Financial habits form earlier than we think
Did you know that the basic financial attitudes and habits of most children are firmly established by age seven? This finding comes from research by the Behavioural Finance Centre at the University of Cambridge. Not seventeen, not twelve — seven. That means the window of opportunity for forming healthy money habits is much shorter than most parents assume.
Yet most families rarely talk to their children about money. The topic is considered "adult," too complicated, or even impolite. The result? Young adults who can't put together a personal budget, take out loans for unnecessary things, and hide financial problems out of shame.
The good news is it doesn't have to be this way. Financial education doesn't have to be boring or complicated — and you absolutely don't need to be an economist to pull it off.
Why "the earlier, the better" is more than a cliché
The human brain is extraordinarily plastic in early childhood. Children between 3 and 7 years old learn primarily through play and observation — and that is exactly why this period is ideal for introducing simple financial concepts.
Research shows that children who received pocket money and had the opportunity to make their own purchasing decisions demonstrate in adulthood:
- higher rates of saving,
- less tendency toward impulse buying,
- better financial planning skills,
- less financial stress.
Conversely, children who never talked about money are statistically more prone to debt and financial hardship as adults.

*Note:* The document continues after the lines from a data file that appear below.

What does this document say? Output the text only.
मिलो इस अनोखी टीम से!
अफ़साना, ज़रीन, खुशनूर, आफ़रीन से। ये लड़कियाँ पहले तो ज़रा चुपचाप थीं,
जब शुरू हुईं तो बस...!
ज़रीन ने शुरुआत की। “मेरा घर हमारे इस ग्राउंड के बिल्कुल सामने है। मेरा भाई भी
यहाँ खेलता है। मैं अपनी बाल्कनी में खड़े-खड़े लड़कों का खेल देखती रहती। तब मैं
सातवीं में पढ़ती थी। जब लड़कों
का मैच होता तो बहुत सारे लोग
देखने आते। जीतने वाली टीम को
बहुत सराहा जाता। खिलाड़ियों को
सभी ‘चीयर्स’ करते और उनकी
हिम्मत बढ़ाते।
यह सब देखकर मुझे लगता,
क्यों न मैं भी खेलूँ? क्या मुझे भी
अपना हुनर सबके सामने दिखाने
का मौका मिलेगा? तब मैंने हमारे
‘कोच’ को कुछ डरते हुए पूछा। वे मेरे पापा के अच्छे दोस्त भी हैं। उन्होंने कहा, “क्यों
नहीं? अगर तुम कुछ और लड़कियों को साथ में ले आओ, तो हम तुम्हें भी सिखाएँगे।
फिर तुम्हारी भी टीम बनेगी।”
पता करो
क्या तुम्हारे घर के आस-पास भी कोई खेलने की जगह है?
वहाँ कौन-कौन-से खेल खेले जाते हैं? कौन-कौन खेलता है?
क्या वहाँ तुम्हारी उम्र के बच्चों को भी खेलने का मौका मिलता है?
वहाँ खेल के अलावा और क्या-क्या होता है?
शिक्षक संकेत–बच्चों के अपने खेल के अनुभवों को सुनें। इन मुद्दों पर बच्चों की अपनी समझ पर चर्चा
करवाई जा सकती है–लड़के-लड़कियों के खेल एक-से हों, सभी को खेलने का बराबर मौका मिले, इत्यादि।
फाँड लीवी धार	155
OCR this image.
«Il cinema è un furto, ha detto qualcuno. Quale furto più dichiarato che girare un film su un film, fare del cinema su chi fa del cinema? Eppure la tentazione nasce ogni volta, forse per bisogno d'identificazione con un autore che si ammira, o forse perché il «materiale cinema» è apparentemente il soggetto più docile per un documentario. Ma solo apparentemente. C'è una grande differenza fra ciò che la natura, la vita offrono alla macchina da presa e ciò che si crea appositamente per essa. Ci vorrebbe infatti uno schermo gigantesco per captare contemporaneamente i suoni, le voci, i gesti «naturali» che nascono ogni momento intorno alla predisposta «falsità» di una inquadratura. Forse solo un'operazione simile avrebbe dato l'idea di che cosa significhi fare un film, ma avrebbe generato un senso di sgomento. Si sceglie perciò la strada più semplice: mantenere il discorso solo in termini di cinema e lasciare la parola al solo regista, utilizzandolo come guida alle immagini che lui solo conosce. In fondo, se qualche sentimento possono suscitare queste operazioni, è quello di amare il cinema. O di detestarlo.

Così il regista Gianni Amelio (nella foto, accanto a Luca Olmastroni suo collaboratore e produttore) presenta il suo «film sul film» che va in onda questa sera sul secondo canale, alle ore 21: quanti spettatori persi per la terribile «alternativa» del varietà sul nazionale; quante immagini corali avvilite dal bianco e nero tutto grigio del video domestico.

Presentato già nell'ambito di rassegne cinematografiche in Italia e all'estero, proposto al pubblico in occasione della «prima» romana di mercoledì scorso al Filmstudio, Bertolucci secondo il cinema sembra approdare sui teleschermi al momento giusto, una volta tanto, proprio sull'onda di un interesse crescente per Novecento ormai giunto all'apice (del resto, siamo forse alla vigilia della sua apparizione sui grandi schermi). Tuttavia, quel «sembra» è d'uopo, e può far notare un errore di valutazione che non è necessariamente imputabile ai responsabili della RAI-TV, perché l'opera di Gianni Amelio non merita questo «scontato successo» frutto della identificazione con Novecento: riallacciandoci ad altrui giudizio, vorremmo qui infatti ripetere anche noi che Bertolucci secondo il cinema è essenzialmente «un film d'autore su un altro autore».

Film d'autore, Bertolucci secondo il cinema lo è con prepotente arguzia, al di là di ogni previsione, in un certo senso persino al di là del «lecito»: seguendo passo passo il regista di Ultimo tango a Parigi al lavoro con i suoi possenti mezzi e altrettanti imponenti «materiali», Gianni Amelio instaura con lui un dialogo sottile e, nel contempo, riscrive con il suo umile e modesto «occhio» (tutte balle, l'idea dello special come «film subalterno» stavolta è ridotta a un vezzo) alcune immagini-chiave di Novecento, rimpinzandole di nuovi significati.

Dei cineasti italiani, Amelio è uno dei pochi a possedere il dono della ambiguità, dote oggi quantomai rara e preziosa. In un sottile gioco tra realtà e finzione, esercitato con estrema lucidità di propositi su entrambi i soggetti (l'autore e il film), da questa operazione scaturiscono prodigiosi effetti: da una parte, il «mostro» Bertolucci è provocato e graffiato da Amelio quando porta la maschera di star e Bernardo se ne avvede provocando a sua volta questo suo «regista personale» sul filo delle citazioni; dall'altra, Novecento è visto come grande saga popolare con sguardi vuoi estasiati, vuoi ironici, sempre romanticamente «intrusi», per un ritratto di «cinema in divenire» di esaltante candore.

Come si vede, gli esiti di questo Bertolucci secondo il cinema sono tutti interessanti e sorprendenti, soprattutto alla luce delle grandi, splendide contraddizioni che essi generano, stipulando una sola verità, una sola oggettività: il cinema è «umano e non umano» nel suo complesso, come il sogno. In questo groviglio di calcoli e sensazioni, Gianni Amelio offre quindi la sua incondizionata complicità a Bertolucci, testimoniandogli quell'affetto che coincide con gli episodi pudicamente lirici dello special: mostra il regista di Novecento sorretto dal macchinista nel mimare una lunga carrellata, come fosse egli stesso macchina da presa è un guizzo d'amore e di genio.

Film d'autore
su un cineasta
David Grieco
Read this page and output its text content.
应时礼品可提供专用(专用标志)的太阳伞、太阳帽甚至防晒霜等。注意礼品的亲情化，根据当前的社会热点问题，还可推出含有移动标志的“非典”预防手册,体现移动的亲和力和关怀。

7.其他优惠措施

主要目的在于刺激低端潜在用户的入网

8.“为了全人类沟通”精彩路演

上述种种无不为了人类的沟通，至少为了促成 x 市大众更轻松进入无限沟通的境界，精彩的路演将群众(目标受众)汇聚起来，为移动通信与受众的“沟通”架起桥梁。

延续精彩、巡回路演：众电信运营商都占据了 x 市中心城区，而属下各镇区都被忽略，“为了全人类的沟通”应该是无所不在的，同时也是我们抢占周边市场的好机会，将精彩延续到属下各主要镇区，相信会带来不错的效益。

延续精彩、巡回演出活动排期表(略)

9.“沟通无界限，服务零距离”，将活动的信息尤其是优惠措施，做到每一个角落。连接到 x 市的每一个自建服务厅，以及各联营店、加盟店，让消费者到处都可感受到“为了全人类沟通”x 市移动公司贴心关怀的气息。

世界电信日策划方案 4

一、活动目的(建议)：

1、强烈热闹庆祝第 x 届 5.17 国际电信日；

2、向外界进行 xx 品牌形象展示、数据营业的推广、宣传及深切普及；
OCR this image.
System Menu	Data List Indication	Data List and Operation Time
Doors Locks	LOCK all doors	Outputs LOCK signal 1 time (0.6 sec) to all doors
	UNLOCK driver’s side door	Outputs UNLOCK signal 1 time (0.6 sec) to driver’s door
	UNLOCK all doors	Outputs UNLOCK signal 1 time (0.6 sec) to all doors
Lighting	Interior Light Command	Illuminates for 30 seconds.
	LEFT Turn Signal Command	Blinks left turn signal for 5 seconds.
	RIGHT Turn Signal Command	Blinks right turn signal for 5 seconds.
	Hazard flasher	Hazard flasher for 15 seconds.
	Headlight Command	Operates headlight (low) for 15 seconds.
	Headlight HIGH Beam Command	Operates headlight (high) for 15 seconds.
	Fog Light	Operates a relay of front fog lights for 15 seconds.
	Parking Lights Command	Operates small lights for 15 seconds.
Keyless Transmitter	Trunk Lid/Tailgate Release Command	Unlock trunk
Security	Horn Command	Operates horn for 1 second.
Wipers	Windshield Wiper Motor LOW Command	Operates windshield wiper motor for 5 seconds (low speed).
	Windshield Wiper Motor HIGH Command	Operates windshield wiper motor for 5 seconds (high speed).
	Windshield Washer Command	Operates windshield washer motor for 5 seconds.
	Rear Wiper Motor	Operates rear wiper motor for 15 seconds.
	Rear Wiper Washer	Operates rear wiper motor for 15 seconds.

What children at different ages can understand
Ages 3–5: Money exists
At this age the goal is simple: a child should understand that things aren't free — that you have to "give something" for them. You can start by playing shop at home, paying with coins or play money. The child learns that the shopkeeper receives money and you receive goods — the basic principle of exchange.
Ages 6–8: Money must be earned and saved
This is when pocket money enters the picture — not as a gift but as a reward for small household tasks (sorting laundry, washing dishes, caring for a pet). The child should have a physical money box with several compartments for "spending," "saving," and ideally "giving." The tangible experience with physical coins is far more effective at this age than digital money.
Ages 9–12: Money can grow
At this age you can introduce the concepts of interest and future value. A simple experiment: "If you set aside €10 a month and the bank gives you 5% a year, how much will you have in one year? In five?" A calculator and paper are enough for the child to experience a small "aha moment" about the power of patient saving.
The most common parenting mistakes
1. Making money a taboo topic
"We don't talk about money" — this statement turns money into something mysterious, stressful, and even dangerous. Talk about money naturally, as you would any other aspect of life. When you pay in a shop, explain what you're doing. When you receive your salary, have a conversation about it.
2. Buying everything the child wants
The word "no" or "wait, you'll have to save up for that" is one of the most valuable financial lessons you can give. Delaying gratification is a strong predictor of financial success in adulthood — demonstrated by dozens of studies, including the famous Stanford "marshmallow" experiment.
3. Keeping children outside family finances
Children don't need to know your exact salary. But they can know that "this month we were saving for a holiday, so we didn't buy new clothes." Age-appropriate transparency builds financial understanding without unnecessary stress.
Practical activities you can start today
Three-jar system: Let the child decorate three jars or boxes — one for spending, one for saving (goal: a new toy), and one for giving (a charity or a friend in need). With every bit of pocket money the child divides the money themselves.
Grocery budget: When you go shopping, give the child €5 and let them choose fruit for the whole family. They'll face a real decision — what to buy, what to leave. A gentle lesson in budgeting.
Financial conversation before bed: Instead of (or alongside) a bedtime story, once a week talk about money. "What would you do if you got €100?" Questions without right answers open up thinking.
Financial games: Games like STILL, which gently and playfully guide children through the world of saving and investing, are more available today than ever. Take advantage of them.
Conclusion: The best time is now
Financial literacy is not a subject that is taught well in school — at least not thoroughly enough. It is a daily practice that starts at home, at breakfast, at the shop, with the first piece of pocket money. The earlier you start, the stronger the foundation you build.
And remember: you don't need to be a financial expert. You just need to be present, open, and willing to make mistakes — even in front of your children. Showing that you've learned from a financial error is one of the most valuable examples you can give them.
Financial freedom doesn't begin with the first paycheck. It begins with the first coin dropped into a piggy bank with the understanding of why we're doing it.